Weaponless, Hardin makes use of the training he received from David Red Eagle and fashions arrows in the Cheyenne way. After a few raids he assembles a rag-tag band of peasantry and forms them into an army, employing the same training he did with the Montagnards back in Vietnam. This is a neat sequence in which the men train in guerrilla warfare, creating weapons from anything at their disposal, including "beercan grenades."

It all culminates with a final raid, including an out-of-left-field bit where Hardin "appropriates" a Mexican Army fighter plane and hammers the shit out of El Baron's forces. What's funny is that amid all the carnage the captors, so central to the plot, are pretty much forgotten; even when Hardin frees them Roberts gives them only a cursory mention and gets back to the fireworks.

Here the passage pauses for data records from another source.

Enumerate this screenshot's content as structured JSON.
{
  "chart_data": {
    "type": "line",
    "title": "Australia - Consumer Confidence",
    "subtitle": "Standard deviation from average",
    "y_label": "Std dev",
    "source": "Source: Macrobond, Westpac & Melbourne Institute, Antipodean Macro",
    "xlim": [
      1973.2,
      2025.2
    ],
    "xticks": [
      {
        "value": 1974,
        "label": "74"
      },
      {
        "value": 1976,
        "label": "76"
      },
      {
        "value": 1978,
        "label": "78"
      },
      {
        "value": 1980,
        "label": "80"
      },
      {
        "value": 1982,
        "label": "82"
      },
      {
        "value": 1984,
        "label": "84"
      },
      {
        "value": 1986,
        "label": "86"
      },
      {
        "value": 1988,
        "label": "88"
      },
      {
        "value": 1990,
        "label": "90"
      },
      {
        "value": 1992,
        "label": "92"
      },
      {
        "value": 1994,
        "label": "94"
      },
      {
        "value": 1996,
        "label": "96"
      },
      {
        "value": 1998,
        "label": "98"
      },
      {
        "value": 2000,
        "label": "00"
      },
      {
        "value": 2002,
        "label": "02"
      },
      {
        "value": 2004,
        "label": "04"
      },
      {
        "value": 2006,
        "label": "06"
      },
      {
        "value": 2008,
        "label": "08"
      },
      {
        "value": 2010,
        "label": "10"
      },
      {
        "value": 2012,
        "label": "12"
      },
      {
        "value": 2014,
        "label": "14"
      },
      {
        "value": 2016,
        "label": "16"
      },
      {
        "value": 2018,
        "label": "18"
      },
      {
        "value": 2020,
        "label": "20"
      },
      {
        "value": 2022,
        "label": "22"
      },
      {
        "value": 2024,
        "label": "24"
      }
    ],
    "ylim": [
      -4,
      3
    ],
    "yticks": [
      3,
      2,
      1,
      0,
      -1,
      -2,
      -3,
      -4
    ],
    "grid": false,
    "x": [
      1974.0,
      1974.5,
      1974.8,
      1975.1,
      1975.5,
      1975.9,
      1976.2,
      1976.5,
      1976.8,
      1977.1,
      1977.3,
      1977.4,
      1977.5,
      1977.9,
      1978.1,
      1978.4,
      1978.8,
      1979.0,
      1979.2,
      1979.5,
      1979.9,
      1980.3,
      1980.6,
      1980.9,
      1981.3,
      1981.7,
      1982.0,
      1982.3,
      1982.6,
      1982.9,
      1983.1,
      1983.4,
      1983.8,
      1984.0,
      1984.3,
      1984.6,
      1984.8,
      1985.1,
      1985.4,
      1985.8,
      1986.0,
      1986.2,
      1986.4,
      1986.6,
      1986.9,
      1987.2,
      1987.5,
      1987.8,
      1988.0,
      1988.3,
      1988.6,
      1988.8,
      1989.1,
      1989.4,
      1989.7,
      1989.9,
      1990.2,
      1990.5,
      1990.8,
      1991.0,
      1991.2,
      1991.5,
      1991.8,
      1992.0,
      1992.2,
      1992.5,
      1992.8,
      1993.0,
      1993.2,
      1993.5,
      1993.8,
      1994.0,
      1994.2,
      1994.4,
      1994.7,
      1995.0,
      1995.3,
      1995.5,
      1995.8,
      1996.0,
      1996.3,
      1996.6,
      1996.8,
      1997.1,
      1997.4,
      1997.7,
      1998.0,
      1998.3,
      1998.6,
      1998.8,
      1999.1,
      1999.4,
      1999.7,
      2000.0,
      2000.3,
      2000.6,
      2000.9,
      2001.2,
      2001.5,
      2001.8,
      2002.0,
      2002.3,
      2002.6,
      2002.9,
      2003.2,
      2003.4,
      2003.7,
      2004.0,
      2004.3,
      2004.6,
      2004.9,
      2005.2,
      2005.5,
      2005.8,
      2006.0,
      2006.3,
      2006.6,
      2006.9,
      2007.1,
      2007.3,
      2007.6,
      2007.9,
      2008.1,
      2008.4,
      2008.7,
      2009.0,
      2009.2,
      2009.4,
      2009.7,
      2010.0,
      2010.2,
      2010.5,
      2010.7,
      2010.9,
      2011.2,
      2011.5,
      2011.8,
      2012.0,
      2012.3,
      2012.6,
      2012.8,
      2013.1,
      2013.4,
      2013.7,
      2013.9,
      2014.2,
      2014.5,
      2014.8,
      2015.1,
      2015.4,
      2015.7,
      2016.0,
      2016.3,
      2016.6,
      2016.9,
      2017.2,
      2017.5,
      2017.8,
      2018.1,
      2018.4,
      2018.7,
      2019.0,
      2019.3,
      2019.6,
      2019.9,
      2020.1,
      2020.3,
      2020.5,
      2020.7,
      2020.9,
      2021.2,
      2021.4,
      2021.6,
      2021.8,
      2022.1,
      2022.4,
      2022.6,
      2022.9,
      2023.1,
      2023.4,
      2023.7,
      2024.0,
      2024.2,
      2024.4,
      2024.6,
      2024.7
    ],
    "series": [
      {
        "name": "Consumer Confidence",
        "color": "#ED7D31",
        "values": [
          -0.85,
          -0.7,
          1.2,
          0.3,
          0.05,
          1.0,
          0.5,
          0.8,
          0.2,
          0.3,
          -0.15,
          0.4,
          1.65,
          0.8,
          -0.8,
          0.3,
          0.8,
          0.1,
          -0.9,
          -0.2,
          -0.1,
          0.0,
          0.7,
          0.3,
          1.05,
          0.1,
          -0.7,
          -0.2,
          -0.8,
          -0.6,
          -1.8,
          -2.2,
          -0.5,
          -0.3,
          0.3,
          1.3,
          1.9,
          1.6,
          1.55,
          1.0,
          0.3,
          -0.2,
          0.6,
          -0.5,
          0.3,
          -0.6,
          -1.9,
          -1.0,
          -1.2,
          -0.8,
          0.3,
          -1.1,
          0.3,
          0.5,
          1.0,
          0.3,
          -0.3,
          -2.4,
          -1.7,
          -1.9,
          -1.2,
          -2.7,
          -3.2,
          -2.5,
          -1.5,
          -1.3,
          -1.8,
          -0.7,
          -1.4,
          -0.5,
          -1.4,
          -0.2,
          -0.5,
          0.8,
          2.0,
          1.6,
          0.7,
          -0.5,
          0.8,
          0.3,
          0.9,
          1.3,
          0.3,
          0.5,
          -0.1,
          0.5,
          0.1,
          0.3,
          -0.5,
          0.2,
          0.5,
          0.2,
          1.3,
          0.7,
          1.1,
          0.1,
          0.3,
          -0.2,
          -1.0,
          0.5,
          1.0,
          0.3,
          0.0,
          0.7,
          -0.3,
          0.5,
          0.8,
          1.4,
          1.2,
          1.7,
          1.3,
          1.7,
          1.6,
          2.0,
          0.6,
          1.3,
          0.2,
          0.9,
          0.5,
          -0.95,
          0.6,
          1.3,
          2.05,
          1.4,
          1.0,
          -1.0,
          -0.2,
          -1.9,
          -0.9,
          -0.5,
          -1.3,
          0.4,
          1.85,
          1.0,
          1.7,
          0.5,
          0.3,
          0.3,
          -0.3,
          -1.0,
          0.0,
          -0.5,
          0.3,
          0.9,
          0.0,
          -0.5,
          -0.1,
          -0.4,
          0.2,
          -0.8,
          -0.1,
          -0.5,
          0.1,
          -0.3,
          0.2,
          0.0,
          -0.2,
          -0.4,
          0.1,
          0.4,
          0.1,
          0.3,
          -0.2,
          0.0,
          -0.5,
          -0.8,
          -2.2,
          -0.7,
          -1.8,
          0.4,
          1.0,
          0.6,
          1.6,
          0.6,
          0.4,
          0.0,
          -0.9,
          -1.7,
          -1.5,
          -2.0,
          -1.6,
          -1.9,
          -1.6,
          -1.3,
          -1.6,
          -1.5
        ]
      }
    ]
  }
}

Again we get a novelty death for the main villain, as Hardin takes on El Baron in the style of the bullfighters. But I'd say this is a miss, as El Baron is absent for the majority of Baja Bandidos; the true villain is Clyde, whom Hardin dispatches with a casual shot.

So this was a muddled installment. Given that the series continued on for another 46 volumes, I'm assuming it was a momentary lapse.

2 comments:

Hank Brown said...

Ugh. Sounds pretty lame. I read 1 book from the Penetrator series decades ago. The plot was, some chemistry professor or NBC warfare specialist or something loses his family to rape and murder by a black gang. He then concocts an artificial Sickle Cell epidemic, funded by some James Bond villain with a secret island lair. Either two different authors wrote it, or the author couldn't make up his mind about what the badguys' motivations/affiliations truly were, seems to me.

Joe Kenney said...

I don't know which one that is, but it sounds like a Chet Cunningham sort of plot, so it might be one of the even-numbered volumes. I'll eventually get to it, as in the past year I've managed to collect all whopping 53 volumes of this series. But they're such quick reads I should get through them within a few years.